Source tagging: Label each document chunk so the model can cite [Source 3]
Relevance filtering: Remove low-scoring retrieval results before injection — irrelevant context increases hallucination
Fact-check prompting: Ask the model to verify its claims against the provided context in a second pass

The Lost-in-the-Middle Problem#

Research shows that LLMs pay more attention to information at the beginning and end of the context, with reduced attention to the middle.
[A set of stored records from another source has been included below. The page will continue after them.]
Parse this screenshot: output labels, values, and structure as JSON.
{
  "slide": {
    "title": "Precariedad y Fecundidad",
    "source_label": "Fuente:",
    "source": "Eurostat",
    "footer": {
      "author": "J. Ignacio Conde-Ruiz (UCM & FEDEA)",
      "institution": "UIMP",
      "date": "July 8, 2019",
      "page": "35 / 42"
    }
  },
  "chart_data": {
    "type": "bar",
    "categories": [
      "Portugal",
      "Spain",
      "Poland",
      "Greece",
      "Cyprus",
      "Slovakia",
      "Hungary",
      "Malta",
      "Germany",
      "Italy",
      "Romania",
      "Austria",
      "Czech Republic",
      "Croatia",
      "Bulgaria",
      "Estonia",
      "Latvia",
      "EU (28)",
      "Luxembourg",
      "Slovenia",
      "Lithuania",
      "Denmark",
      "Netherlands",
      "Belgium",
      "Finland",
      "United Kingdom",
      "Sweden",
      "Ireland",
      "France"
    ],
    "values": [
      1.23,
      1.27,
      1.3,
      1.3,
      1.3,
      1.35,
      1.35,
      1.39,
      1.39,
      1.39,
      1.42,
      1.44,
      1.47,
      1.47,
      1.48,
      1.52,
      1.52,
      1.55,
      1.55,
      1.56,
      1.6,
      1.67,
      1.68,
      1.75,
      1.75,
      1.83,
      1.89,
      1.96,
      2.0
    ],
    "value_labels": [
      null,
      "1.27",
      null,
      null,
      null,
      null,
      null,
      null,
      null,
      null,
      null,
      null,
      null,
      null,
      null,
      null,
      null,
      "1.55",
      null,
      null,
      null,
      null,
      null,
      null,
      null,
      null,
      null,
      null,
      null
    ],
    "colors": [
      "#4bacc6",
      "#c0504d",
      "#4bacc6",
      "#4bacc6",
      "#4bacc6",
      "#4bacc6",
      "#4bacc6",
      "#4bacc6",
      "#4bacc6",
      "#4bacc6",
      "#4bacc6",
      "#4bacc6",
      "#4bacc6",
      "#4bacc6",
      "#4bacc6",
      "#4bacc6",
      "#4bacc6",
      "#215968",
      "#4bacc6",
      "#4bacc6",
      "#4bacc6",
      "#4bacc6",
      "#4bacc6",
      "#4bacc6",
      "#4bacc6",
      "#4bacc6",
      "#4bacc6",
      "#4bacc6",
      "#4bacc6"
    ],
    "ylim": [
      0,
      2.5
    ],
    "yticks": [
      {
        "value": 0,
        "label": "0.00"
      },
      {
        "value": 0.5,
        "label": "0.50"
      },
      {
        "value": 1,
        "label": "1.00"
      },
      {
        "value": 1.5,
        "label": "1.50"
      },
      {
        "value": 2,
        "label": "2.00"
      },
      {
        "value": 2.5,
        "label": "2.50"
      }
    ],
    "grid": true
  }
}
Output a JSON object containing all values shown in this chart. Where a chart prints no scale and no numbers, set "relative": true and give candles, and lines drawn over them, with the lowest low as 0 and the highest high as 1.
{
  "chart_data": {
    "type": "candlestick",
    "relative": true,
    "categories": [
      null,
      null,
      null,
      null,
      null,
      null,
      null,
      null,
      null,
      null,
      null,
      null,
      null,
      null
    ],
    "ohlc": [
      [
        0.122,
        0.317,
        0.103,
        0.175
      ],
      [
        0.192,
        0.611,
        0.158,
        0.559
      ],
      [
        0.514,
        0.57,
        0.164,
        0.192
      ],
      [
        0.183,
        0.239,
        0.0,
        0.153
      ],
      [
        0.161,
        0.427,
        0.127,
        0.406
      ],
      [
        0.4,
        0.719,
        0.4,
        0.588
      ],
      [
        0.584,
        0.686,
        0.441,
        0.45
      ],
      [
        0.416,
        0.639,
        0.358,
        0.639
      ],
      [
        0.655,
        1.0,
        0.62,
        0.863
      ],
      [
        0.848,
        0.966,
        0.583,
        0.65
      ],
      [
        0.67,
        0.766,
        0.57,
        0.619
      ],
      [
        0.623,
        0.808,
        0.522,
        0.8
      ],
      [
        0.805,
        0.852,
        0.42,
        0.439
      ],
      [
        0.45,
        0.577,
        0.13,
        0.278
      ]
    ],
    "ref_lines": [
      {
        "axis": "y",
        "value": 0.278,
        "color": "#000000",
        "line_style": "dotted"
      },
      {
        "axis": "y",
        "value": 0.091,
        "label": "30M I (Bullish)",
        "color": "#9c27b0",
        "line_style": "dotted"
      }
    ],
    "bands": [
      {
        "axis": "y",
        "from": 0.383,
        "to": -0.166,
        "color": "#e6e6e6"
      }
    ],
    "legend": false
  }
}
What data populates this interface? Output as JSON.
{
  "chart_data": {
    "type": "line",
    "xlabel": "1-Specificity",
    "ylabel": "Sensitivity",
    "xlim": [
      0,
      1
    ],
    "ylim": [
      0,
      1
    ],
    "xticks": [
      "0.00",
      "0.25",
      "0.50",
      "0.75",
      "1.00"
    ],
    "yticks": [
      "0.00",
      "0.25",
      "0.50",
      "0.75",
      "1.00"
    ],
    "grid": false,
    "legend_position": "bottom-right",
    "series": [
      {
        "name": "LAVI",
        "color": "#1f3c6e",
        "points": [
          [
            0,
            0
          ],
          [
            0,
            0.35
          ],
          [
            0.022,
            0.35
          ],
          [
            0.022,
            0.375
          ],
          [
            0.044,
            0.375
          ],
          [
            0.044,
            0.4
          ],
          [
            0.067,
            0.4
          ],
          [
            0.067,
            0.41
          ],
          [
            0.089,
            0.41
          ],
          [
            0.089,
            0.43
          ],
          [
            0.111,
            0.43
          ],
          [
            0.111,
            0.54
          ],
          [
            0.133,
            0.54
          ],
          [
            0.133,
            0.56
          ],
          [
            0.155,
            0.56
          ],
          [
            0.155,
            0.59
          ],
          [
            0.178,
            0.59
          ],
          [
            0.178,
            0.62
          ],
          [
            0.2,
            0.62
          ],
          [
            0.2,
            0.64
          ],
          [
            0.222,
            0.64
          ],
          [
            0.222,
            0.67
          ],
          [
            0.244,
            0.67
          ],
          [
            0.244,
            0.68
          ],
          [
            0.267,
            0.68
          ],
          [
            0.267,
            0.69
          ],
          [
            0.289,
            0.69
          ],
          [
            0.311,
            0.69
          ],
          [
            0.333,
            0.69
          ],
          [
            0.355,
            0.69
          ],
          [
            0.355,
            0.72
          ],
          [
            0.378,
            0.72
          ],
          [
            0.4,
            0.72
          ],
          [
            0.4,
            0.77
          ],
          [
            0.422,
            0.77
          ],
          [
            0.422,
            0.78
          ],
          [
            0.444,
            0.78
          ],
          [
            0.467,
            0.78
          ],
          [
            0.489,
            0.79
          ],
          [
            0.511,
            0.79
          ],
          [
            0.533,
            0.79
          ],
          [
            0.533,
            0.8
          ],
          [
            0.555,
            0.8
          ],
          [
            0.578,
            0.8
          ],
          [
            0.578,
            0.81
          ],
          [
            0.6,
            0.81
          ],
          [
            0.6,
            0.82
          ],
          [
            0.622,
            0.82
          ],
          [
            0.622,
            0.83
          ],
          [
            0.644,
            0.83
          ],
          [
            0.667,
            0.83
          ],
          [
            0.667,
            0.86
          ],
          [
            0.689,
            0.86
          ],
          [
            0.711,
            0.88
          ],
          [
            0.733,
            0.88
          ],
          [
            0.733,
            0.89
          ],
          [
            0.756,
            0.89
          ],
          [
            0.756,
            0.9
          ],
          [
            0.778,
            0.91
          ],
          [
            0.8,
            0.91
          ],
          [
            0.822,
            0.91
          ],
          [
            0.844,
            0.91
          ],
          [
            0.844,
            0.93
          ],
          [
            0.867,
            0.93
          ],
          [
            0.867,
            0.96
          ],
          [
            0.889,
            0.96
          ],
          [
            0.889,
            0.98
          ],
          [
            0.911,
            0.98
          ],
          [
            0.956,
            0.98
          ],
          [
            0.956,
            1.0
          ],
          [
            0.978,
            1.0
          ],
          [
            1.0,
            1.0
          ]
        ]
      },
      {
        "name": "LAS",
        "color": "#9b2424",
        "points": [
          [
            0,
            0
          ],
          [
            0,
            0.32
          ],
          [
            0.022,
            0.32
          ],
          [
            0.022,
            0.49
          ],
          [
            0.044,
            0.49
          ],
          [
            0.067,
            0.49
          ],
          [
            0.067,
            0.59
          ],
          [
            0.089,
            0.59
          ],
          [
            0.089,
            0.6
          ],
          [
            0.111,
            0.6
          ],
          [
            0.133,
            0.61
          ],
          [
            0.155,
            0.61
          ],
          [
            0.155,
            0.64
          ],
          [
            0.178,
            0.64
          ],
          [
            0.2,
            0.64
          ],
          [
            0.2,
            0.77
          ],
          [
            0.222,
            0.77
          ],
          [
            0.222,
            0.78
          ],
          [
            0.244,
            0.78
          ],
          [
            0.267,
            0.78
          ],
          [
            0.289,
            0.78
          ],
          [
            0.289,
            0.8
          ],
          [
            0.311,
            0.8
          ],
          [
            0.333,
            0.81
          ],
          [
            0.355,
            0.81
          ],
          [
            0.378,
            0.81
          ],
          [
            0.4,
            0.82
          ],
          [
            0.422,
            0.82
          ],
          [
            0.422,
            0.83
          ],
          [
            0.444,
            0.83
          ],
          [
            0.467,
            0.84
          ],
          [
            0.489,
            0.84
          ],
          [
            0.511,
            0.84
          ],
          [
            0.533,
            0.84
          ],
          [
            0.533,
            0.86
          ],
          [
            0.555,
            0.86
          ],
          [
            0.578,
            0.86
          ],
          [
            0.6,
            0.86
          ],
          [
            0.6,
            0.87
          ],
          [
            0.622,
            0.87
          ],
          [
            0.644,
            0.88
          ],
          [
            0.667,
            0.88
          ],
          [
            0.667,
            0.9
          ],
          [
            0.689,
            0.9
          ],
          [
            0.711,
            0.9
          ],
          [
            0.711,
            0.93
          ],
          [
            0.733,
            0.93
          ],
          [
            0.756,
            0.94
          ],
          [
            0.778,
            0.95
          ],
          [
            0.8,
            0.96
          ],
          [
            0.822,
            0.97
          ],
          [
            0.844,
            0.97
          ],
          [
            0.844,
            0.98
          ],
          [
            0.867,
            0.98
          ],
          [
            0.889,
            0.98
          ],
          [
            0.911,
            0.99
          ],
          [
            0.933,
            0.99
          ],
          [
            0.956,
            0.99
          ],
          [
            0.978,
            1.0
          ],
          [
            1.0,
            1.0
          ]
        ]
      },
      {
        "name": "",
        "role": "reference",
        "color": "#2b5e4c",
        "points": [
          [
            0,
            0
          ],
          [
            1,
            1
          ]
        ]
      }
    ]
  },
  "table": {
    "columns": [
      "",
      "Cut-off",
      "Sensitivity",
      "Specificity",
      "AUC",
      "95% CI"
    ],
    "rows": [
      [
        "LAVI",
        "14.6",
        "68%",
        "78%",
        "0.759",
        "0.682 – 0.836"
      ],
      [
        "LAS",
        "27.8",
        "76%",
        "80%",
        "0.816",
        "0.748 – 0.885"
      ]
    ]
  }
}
Mitigations:

Place the most relevant documents first and last
Keep the total number of retrieved documents small (3–5 instead of 10–20)
Use reciprocal rank fusion to re-rank before injection

8. Patterns and Anti-Patterns#

Patterns (Do)#

Pattern	Description
Budget-first design	Define token budgets per component before building
Layered context	Stable prefix → semi-stable retrieval → dynamic query
Progressive disclosure	Start with summaries, fetch details on demand
Context validation	Log and monitor what the model actually sees

Anti-Patterns (Avoid)#

Anti-Pattern	Problem
Context stuffing	Dumping everything into the window degrades quality
Blind retrieval	Injecting all results without relevance filtering
History hoarding	Never truncating conversation history until token limit
Prompt-only thinking	Optimizing the instruction while ignoring retrieved context quality

9. Putting It All Together#

A production context engineering pipeline:

        graph LR
    UQ["User Query"] --> RP["Route & Plan"]
    RP --> R["Retrieve"]
    RP --> T["Call Tools"]
    R --> F["Filter & Rank"]
    T --> S["Summarize Outputs"]
    F --> A["Assemble Context"]
    S --> A
    A --> B["Check Budget"]
    B -->|Over budget| TR["Truncate"]
    TR --> A
    B -->|Within budget| LLM["Send to LLM"]
    LLM --> V["Validate Output"]

Prompt Caching: The Highest-ROI Optimization NEW#

Prompt caching is the single most impactful cost optimization for LLM applications in 2026. When the prefix of a prompt matches a previously cached version, the provider serves it at a steep discount.

How Prompt Caching Works#

        graph LR
    P["Prompt"] --> SP["Static Prefix<br/>(system prompt, few-shot examples,<br/>retrieved docs)"]
    P --> DP["Dynamic Suffix<br/>(user query, conversation turn)"]
    SP -->|"Cache Write (first call)"| CACHE[("Provider Cache<br/>TTL: 5 min")]
    CACHE -->|"Cache Read (subsequent calls)"| LLM["LLM"]
    DP --> LLM

Provider Pricing#

Provider	Cache Write Cost	Cache Read Cost	Effective Discount	Min Tokens	TTL
Anthropic	1.25x base price	0.1x base price	90% on reads	1,024	5 min
OpenAI	1x (auto, no extra)	0.5x base price	50% on reads	Auto	~5-10 min
Google Gemini	Free (explicit caching)	0.25x base price	75% on reads	32,768	Configurable

Design Rules for Cache-Friendly Prompts#

Static content FIRST: System prompt → few-shot examples → stable retrieved docs → dynamic user query
Stable prefix: Don’t change the system prompt between calls unless necessary
Batch similar requests: Group requests that share the same context prefix
Monitor cache hit rate: Track cache_creation_input_tokens vs cache_read_input_tokens in Anthropic responses

# Anthropic prompt caching example
from anthropic import Anthropic

client = Anthropic()
response = client.messages.create(
    model="claude-sonnet-4-6",
    max_tokens=1024,
    system=[
        {
            "type": "text",
            "text": "You are an expert audit assistant...",  # Long system prompt
            "cache_control": {"type": "ephemeral"}  # Cache this block
        }
    ],
    messages=[{"role": "user", "content": "What are the key risks?"}],
)
# Check cache performance in response.usage:
# cache_creation_input_tokens, cache_read_input_tokens

Typical production savings: 45-80% cost reduction when cache is properly configured.

Practice#

Take an existing RAG pipeline and add explicit token budgeting. Measure how output quality changes as you vary the retrieved context budget from 2,000 to 20,000 tokens.
Implement a conversation history manager that summarizes old messages when the history exceeds its token budget.
Restructure a prompt to maximize cache hit rate by moving stable content to the prefix.